Enterprise owners can now use new credential management actions to respond decisively to high-impact security incidents in their GitHub Enterprise Cloud enterprise accounts. These new capabilities are available for enterprise managed users (EMU) and enterprises with personal accounts that have enabled single sign-on (SSO) for the enterprise or its organizations.

If your enterprise is affected by compromised keys and tokens, enterprise owners can now take the following comprehensive actions for investigation and mitigation purposes:

  • Review counts of credentials that are authorized via SSO for one or more organizations in your enterprise
  • Temporarily block SSO for all users except enterprise owners to reduce the blast radius while you investigate
  • Revoke SSO authorizations for user credentials (personal access tokens, SSH keys, and OAuth tokens) across your enterprise
  • Delete user tokens and SSH keys across your enterprise, even if they don’t have an SSO authorization.
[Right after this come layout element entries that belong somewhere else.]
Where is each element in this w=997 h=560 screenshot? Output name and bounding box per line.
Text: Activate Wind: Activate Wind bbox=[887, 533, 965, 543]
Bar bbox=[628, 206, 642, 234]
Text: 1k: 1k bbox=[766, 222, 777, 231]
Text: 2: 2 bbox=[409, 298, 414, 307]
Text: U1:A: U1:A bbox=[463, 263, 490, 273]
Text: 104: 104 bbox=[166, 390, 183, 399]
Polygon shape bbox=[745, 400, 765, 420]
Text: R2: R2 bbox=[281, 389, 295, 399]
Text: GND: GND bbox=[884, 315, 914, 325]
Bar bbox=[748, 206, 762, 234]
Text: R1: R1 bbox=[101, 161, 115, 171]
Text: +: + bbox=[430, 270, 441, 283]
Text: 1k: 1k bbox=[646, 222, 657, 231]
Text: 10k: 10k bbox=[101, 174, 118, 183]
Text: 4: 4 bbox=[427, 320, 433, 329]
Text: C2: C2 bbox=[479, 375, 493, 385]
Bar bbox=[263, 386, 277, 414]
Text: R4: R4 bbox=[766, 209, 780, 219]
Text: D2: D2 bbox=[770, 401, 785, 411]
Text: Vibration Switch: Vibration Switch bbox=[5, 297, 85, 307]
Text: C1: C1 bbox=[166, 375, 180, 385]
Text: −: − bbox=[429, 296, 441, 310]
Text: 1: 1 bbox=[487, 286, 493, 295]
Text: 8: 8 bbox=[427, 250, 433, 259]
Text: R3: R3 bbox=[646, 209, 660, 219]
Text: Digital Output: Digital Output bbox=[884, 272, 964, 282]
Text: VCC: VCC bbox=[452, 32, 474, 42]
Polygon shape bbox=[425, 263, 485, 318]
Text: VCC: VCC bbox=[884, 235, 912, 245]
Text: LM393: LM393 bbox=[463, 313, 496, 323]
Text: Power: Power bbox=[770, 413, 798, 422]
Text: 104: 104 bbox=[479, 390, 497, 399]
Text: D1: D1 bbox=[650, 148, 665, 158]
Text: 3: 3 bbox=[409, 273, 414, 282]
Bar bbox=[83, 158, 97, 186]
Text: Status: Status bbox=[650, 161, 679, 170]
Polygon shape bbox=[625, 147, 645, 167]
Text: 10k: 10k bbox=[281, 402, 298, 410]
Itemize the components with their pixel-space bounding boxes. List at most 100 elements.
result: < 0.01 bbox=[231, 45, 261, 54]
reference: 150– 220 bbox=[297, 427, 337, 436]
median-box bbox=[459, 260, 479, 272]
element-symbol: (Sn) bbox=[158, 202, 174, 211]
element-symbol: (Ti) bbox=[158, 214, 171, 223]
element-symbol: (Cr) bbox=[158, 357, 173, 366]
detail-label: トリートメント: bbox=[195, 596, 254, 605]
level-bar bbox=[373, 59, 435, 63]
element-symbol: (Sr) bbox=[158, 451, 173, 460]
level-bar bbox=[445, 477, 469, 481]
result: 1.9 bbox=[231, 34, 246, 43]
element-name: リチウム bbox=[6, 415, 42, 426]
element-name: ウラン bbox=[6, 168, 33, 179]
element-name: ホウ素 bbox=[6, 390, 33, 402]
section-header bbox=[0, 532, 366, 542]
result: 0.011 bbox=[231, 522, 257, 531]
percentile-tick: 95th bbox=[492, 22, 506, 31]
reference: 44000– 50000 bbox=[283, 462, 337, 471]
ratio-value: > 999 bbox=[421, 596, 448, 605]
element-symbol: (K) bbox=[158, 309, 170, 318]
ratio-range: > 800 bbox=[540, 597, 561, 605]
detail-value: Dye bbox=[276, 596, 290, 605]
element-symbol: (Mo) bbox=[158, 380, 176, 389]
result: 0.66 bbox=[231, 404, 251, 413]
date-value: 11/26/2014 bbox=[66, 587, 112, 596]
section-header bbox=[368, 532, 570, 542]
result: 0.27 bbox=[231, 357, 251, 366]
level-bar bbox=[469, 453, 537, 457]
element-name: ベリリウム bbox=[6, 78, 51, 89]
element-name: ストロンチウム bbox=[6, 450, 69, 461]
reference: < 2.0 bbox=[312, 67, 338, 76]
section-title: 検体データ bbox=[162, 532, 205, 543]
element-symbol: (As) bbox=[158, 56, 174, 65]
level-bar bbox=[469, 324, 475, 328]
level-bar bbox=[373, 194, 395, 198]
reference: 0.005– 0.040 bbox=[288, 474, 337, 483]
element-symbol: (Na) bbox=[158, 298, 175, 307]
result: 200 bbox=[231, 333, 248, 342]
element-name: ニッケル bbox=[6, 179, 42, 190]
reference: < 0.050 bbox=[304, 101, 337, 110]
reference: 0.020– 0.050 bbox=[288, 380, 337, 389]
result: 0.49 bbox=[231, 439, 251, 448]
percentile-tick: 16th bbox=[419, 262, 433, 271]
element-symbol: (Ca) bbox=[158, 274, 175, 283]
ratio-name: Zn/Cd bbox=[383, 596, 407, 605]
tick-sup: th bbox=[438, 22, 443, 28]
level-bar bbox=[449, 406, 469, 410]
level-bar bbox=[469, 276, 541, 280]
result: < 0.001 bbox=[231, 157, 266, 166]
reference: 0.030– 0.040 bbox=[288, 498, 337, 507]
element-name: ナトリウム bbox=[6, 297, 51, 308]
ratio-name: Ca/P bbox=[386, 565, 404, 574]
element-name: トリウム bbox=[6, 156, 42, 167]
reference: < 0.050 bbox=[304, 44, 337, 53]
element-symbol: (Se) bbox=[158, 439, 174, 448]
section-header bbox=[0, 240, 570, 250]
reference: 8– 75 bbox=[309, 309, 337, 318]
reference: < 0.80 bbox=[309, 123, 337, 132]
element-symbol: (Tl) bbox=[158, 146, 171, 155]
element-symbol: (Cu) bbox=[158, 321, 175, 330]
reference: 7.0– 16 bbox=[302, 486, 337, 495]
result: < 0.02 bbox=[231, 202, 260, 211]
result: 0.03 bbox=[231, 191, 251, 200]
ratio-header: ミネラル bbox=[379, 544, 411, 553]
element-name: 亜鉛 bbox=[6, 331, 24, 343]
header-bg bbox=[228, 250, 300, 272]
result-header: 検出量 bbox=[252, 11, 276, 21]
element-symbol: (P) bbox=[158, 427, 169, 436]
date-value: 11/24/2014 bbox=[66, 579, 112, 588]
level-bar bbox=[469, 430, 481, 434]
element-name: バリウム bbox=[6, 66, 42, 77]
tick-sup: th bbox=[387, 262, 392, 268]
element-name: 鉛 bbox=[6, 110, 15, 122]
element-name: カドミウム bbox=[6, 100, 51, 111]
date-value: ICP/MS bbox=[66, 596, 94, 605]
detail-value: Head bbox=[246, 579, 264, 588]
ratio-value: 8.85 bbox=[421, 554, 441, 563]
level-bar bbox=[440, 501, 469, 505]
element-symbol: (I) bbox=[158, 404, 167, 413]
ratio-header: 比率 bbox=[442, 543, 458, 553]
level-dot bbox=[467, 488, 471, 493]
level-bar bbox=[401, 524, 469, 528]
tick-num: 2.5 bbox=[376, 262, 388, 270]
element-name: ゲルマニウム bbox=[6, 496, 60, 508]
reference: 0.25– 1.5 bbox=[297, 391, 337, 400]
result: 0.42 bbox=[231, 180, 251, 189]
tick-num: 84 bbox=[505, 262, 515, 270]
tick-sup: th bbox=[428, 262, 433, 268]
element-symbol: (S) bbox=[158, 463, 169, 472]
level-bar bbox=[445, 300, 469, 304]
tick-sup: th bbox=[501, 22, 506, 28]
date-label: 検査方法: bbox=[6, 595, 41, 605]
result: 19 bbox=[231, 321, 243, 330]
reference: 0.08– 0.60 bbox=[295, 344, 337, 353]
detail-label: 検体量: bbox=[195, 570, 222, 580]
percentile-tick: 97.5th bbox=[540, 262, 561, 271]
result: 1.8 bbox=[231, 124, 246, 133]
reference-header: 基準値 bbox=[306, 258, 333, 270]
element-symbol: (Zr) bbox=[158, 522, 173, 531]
This action is available only for EMU accounts.

Enterprise credential management page in an EMU enterprise, showing credential counts and incident response actions.

Use these actions only during major security incidents because they can break automations and disrupt developer workflows. Enterprise owners could get more context about the revoked and deleted credentials from the audit logs emitted by each of the new actions above. For regular token rotation at scale, we recommend setting maximum token lifetimes that best fit your security practices.

We’re also introducing a new fine-grained permission, Manage enterprise credentials, so enterprise owners can delegate credential management to trusted administrators who could then use the above actions when needed.